Importantly, in recent years a vast flora of opsins has been engineered for optogenetics. As the need for concurrent manipulations has been realized, opsins have been developed that, for example, allow interchangeable activation and inhibition of a population of neurons,6 or parallel activation of two different populations of neurons within the same brain area,7 both achieved through application of light of different wavelengths. Crucial in these examples is the ability of the different wavelengths of light to selectively activate one opsin while leaving the other opsin unaffected. If two opsins are to be targeted to the same brain area, the spectral overlaps and the relative strengths of the photocurrents generated must be taken into account when choosing stimulation wavelengths and power densities.

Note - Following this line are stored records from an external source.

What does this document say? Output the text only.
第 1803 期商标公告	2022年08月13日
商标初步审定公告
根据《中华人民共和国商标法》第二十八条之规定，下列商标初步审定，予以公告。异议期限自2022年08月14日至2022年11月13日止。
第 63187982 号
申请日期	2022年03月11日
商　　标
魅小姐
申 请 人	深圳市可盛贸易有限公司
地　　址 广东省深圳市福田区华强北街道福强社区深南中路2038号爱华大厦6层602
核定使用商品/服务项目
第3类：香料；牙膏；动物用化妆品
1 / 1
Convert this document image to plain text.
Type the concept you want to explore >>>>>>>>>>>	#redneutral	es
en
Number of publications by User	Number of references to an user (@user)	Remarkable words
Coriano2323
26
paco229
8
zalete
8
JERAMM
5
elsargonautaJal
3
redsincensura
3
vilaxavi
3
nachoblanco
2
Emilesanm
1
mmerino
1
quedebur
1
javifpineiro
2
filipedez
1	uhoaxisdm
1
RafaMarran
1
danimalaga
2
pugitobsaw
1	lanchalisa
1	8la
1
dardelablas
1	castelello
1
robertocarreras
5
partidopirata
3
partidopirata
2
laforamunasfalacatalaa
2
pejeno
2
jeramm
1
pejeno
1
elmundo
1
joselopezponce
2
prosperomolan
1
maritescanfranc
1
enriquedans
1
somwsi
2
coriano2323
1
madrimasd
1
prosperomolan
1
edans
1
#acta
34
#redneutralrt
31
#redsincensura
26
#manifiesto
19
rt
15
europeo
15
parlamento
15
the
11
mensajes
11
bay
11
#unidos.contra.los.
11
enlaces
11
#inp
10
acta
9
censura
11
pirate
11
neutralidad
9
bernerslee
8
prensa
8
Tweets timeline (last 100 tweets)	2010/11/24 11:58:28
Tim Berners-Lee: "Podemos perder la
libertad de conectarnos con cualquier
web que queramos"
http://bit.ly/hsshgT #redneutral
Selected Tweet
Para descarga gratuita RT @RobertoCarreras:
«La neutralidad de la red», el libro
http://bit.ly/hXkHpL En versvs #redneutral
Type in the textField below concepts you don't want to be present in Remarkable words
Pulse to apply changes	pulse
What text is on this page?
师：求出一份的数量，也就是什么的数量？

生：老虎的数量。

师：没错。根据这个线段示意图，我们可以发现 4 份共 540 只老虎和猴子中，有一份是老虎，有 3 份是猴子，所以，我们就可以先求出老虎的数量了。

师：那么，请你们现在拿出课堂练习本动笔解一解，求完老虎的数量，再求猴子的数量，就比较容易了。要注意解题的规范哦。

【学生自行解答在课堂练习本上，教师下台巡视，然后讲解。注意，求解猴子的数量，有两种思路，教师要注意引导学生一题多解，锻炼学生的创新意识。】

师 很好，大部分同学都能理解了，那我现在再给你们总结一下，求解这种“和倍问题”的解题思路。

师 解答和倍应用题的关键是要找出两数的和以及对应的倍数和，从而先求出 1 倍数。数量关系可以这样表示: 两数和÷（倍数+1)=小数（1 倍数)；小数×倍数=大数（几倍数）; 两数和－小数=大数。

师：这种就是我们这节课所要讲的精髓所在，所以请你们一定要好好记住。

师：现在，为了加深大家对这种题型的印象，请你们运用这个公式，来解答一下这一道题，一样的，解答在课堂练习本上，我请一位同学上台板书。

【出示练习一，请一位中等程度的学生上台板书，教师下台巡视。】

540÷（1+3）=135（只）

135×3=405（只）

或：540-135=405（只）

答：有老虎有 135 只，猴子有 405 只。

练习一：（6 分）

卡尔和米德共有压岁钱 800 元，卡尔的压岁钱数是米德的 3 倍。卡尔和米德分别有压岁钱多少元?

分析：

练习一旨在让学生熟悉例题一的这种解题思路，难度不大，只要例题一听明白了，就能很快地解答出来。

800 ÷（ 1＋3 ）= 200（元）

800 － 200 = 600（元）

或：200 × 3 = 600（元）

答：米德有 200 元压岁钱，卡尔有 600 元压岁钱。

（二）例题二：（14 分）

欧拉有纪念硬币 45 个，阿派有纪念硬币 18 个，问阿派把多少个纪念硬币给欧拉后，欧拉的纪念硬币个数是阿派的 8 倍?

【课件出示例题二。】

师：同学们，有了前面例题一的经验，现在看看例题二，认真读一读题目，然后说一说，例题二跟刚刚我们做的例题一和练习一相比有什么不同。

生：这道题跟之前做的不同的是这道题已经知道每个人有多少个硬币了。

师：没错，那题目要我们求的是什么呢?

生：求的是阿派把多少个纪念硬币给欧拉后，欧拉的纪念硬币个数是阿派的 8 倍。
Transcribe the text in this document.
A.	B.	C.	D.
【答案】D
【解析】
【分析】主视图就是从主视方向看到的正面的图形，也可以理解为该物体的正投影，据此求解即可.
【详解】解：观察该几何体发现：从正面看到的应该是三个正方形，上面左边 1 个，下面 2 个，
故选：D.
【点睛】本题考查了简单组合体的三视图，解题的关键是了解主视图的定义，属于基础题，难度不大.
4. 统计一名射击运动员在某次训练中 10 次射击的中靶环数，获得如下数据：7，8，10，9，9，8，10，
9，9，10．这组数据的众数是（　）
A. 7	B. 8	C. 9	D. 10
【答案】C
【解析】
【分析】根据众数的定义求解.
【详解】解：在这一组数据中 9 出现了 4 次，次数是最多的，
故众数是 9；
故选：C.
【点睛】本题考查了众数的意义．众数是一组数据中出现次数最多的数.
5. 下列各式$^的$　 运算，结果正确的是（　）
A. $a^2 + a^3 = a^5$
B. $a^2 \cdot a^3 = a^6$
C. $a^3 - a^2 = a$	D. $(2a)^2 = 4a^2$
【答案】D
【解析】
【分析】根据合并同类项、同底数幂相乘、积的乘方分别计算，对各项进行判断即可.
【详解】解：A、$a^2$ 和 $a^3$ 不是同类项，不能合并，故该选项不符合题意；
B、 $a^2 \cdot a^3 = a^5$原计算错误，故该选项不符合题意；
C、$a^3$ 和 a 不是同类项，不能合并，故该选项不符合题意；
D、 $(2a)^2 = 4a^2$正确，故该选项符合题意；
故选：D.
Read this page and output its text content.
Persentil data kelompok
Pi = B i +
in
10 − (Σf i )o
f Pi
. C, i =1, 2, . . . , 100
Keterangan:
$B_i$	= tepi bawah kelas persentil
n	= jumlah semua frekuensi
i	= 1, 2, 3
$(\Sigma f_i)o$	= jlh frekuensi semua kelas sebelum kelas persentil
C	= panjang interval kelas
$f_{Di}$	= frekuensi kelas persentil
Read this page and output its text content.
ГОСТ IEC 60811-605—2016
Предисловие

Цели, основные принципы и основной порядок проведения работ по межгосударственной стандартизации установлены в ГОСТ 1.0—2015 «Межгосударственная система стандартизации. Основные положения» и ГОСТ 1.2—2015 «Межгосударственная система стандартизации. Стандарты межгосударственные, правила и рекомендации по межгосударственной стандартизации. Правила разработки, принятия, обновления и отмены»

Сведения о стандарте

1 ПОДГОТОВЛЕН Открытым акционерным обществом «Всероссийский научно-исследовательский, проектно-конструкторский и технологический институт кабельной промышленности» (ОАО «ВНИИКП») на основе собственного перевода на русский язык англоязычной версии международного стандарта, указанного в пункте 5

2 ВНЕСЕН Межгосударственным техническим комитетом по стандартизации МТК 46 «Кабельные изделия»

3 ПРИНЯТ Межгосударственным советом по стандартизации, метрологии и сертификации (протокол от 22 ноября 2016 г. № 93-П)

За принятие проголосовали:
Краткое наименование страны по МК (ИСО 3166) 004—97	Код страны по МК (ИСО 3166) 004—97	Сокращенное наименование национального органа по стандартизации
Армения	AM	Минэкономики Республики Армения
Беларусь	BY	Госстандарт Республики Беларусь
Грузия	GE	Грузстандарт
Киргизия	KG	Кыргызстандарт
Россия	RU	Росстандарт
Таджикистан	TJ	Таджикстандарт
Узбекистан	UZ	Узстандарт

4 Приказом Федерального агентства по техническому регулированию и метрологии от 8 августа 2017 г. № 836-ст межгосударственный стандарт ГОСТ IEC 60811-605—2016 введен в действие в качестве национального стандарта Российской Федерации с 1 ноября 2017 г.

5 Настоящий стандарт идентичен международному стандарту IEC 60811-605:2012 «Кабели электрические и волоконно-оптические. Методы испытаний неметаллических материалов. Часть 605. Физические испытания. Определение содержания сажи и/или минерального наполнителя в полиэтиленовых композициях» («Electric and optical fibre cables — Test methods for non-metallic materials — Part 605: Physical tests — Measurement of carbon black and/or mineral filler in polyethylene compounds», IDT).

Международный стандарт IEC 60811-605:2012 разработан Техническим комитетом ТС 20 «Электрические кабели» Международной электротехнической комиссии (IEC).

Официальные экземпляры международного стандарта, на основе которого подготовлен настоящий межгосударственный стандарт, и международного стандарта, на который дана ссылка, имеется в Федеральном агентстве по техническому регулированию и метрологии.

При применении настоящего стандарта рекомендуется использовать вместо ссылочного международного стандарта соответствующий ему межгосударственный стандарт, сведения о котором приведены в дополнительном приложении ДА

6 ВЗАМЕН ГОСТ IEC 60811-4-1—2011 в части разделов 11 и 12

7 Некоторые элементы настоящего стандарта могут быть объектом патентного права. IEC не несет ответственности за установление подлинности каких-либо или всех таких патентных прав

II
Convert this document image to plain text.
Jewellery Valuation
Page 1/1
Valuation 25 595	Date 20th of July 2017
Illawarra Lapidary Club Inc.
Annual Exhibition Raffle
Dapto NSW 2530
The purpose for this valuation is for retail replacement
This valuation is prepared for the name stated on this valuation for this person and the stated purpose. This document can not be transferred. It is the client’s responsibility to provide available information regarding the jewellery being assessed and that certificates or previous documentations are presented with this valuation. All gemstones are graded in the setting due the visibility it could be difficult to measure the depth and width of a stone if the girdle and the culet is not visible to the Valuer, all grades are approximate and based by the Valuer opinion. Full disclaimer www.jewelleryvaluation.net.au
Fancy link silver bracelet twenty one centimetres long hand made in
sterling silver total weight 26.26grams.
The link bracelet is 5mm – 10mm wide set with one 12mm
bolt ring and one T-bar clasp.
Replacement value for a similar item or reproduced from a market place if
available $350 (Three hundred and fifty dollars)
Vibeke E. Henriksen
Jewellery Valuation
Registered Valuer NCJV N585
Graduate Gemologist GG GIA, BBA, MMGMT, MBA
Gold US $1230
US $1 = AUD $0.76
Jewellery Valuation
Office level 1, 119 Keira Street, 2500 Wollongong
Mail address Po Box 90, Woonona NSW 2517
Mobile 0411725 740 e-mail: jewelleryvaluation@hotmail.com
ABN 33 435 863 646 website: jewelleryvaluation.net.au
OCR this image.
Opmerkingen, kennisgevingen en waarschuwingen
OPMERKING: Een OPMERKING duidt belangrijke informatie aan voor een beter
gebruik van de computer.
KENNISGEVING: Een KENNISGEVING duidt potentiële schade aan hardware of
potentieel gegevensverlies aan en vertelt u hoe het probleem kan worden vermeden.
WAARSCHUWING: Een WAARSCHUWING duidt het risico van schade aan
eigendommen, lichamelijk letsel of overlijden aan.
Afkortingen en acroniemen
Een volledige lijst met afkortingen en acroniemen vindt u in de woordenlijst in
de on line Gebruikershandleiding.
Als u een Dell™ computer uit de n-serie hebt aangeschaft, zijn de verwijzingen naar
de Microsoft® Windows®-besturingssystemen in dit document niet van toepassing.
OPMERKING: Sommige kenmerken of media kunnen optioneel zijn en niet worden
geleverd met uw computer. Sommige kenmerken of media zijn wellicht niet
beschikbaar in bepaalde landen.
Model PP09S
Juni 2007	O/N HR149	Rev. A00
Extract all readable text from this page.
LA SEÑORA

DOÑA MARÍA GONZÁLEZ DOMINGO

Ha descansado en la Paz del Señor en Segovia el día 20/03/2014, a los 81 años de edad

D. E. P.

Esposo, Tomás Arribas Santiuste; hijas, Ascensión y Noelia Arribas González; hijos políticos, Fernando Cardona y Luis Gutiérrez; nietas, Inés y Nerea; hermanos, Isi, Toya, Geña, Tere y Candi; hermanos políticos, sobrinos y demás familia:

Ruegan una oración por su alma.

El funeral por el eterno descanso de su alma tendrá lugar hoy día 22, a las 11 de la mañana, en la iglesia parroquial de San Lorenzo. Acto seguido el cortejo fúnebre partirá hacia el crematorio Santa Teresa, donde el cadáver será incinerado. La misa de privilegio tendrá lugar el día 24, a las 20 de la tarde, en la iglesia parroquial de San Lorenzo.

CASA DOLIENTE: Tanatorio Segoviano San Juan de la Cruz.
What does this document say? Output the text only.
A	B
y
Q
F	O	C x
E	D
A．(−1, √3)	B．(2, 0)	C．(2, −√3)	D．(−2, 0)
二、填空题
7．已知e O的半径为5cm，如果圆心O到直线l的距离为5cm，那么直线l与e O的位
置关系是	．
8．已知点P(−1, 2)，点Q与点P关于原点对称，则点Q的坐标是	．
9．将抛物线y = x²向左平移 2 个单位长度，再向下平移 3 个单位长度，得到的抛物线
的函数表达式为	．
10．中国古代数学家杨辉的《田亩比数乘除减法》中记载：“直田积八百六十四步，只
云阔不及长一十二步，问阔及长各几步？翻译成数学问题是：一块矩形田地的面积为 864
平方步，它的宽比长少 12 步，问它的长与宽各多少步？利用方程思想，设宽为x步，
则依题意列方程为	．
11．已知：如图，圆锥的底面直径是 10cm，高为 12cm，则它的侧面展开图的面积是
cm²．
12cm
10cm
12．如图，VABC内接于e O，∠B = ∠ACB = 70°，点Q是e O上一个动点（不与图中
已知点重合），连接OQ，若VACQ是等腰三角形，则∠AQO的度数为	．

Additional recent advances in optogenetics include the development of opsins that are activated by one wavelength of light and inactivated by a different wavelength – the so-called step-function opsins.5 A single light pulse of one wavelength activates the opsin and triggers a gradual change in the ion flow over a neuron’s membrane that can be terminated by a light pulse of a different wavelength. Most commonly, blue light is used for activation and red light for inactivation, but other combinations have also been used. There have long been efforts to engineer activating opsins sensitive to red light.8
Fiber implantation requires complex and high-precision microsurgery, and often creates a certain degree of brain damage. As blue and green wavelengths scatter in the brain and are absorbed by blood, the fiber tip must be placed in the direct vicinity of the neurons under investigation for effective activation of the opsins, making it difficult to target small and/or deep brain structures. Red light penetrates brain tissue more effectively, displays less scattering and absorption in blood, and can even activate neurons through an intact skull.8 An important and recent development has been the generation of an inhibiting channelrhodopsin, sensitive to blue light.9 This new tool enables fast and more physiological optical inhibition of neuronal activity and displays increased light sensitivity.